Ignacio Camacho-ABC
- El colapso político está generando un pesimismo ciudadano que se parece mucho a una crisis de confianza en el Estado
Si en este momento se produjera una catástrofe en España, otra riada, un terremoto, un megaincendio –y no digamos ya un atentado, toquen madera–, los españoles tenemos la certeza de que la oposición echaría la culpa al Gobierno y viceversa. Con razones o sin ellas, apelando a causas remotas si no encuentran ninguna directa. La política del enfrentamiento alcanza su máximo grado de crispación en las tragedias donde los partidos en conflicto dan rienda suelta a la pulsión cainita de arrojarse las víctimas a la cabeza; eso sí, con la anuencia de una parte de la sociedad sumida en ese estado de reclamación perpetua que el ensayista Robert Hughes denominó con acierto ‘la cultura de la queja’. Esa dinámica de confrontación ha provocado, como en Valencia, la justificada sensación popular de que no cabe esperar de las instituciones ninguna respuesta que no sea la destrucción recíproca y sus lógicas consecuencias sobre el crédito del sistema.
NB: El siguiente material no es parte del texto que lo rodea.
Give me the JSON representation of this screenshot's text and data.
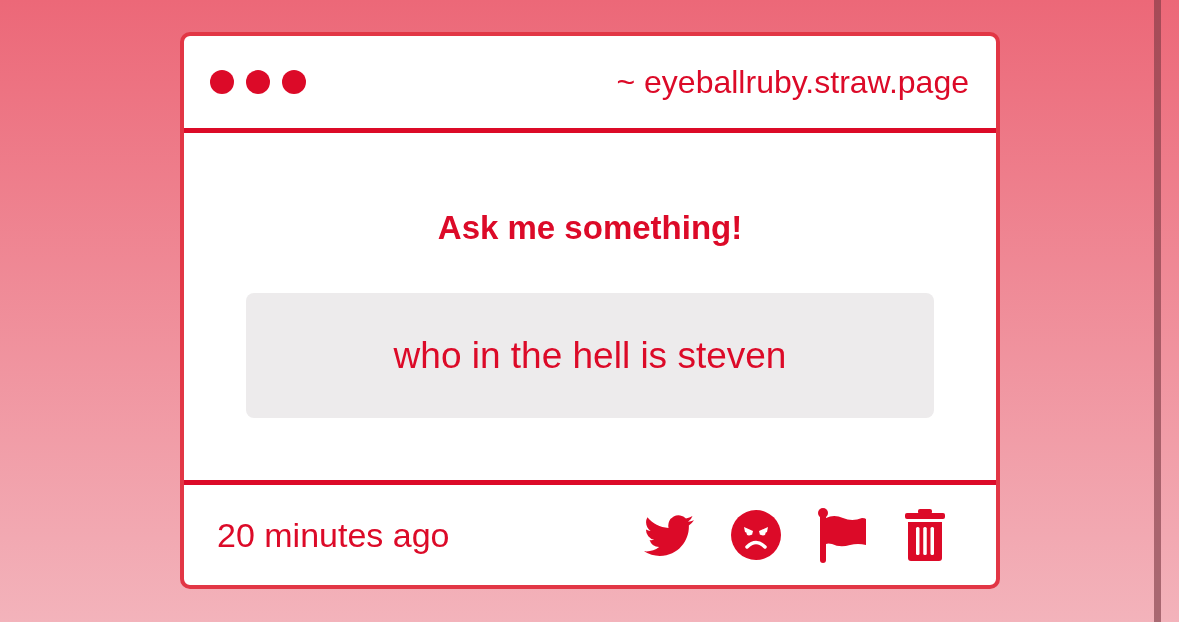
{
  "window": {
    "title": "~ eyeballruby.straw.page"
  },
  "heading": "Ask me something!",
  "question": "who in the hell is steven",
  "footer": {
    "time": "20 minutes ago"
  }
}
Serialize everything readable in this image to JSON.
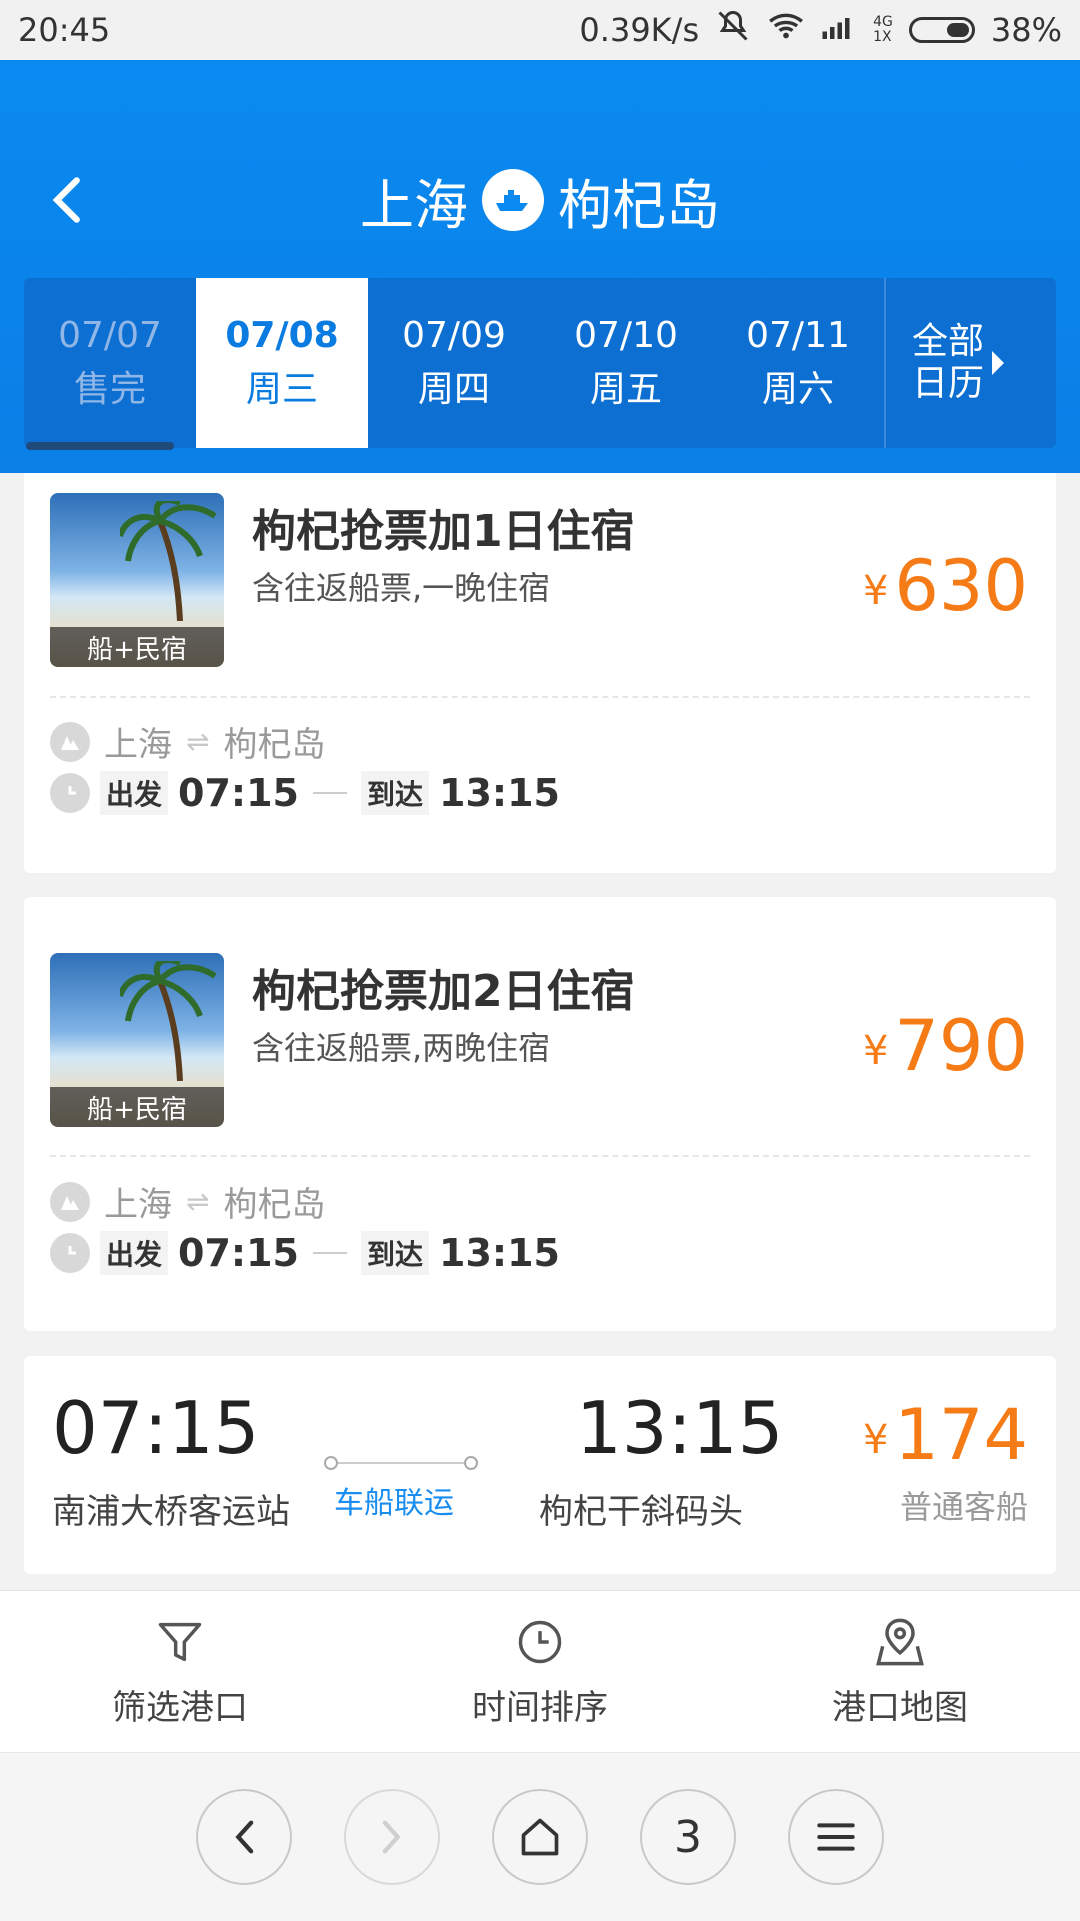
{
  "status_bar": {
    "time": "20:45",
    "speed": "0.39K/s",
    "network": "4G",
    "network2": "1X",
    "battery": "38%"
  },
  "header": {
    "from": "上海",
    "to": "枸杞岛",
    "dates": [
      {
        "date": "07/07",
        "label": "售完",
        "state": "soldout"
      },
      {
        "date": "07/08",
        "label": "周三",
        "state": "active"
      },
      {
        "date": "07/09",
        "label": "周四",
        "state": "normal"
      },
      {
        "date": "07/10",
        "label": "周五",
        "state": "normal"
      },
      {
        "date": "07/11",
        "label": "周六",
        "state": "normal"
      }
    ],
    "more_line1": "全部",
    "more_line2": "日历"
  },
  "packages": [
    {
      "title": "枸杞抢票加1日住宿",
      "subtitle": "含往返船票,一晚住宿",
      "price": "630",
      "currency": "¥",
      "thumb_caption": "船+民宿",
      "route_from": "上海",
      "route_to": "枸杞岛",
      "depart_label": "出发",
      "depart_time": "07:15",
      "arrive_label": "到达",
      "arrive_time": "13:15"
    },
    {
      "title": "枸杞抢票加2日住宿",
      "subtitle": "含往返船票,两晚住宿",
      "price": "790",
      "currency": "¥",
      "thumb_caption": "船+民宿",
      "route_from": "上海",
      "route_to": "枸杞岛",
      "depart_label": "出发",
      "depart_time": "07:15",
      "arrive_label": "到达",
      "arrive_time": "13:15"
    }
  ],
  "schedule": {
    "depart_time": "07:15",
    "depart_station": "南浦大桥客运站",
    "combo_label": "车船联运",
    "arrive_time": "13:15",
    "arrive_station": "枸杞干斜码头",
    "price": "174",
    "currency": "¥",
    "ship_type": "普通客船"
  },
  "toolbar": {
    "filter_label": "筛选港口",
    "sort_label": "时间排序",
    "map_label": "港口地图"
  },
  "browser": {
    "tab_count": "3"
  }
}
El resultado está a la vista: tardanza en la reparación de daños, elusión de responsabilidades propias y exageración de las del adversario, campañas de propaganda para ganar el relato y, sobre todo, una desoladora ausencia de empatía con los perjudicados que acaba generando peligrosas oleadas de malestar ciudadano. Nada de eso parece importar a los agentes públicos, cuya obcecación en los réditos electorales a corto plazo los incapacita para colaborar en la función esencial de su trabajo, que es la de ofrecer soluciones y amparo con todos los recursos materiales e inmateriales que estén en sus manos. El bloqueo administrativo, la desimplicación emocional o el oportunismo exhibido con desaprensiva falta de tacto generan en la población una corriente pesimista de irritación y desánimo que se parece mucho a una crisis de confianza en el Estado. La clase de desafección que anticipa el fracaso de la convivencia y el desanclaje de los vínculos democráticos.
La desatención a los problemas reales es el combustible de la antipolítica. Y se ha convertido en el principal rasgo característico de esta funesta etapa de sectarismo partidista. Eso que ahora se llama la ciudadanía –’la gente’ en el lenguaje populista– está dejando de creer en la lealtad y la eficacia de sus estructuras representativas y a ponderar con inquietante frecuencia la necesidad de empezar a organizarse por sí misma. Se vio en la dana valenciana y se volvió a apreciar este verano en los desastres forestales de Castilla y Galicia: grupos de cooperación espontánea ante el colapso de las autoridades legítimas. Resulta innecesario señalar el riesgo de ruptura institucional latente en este tipo de iniciativas. Pero cuando la más alta jerarquía ejecutiva se desentiende de su deber y pronuncia la frase maldita de «si quieren ayuda que la pidan», no cabe extrañarse de que surja un movimiento dispuesto a improvisar la autogestión de la soberanía.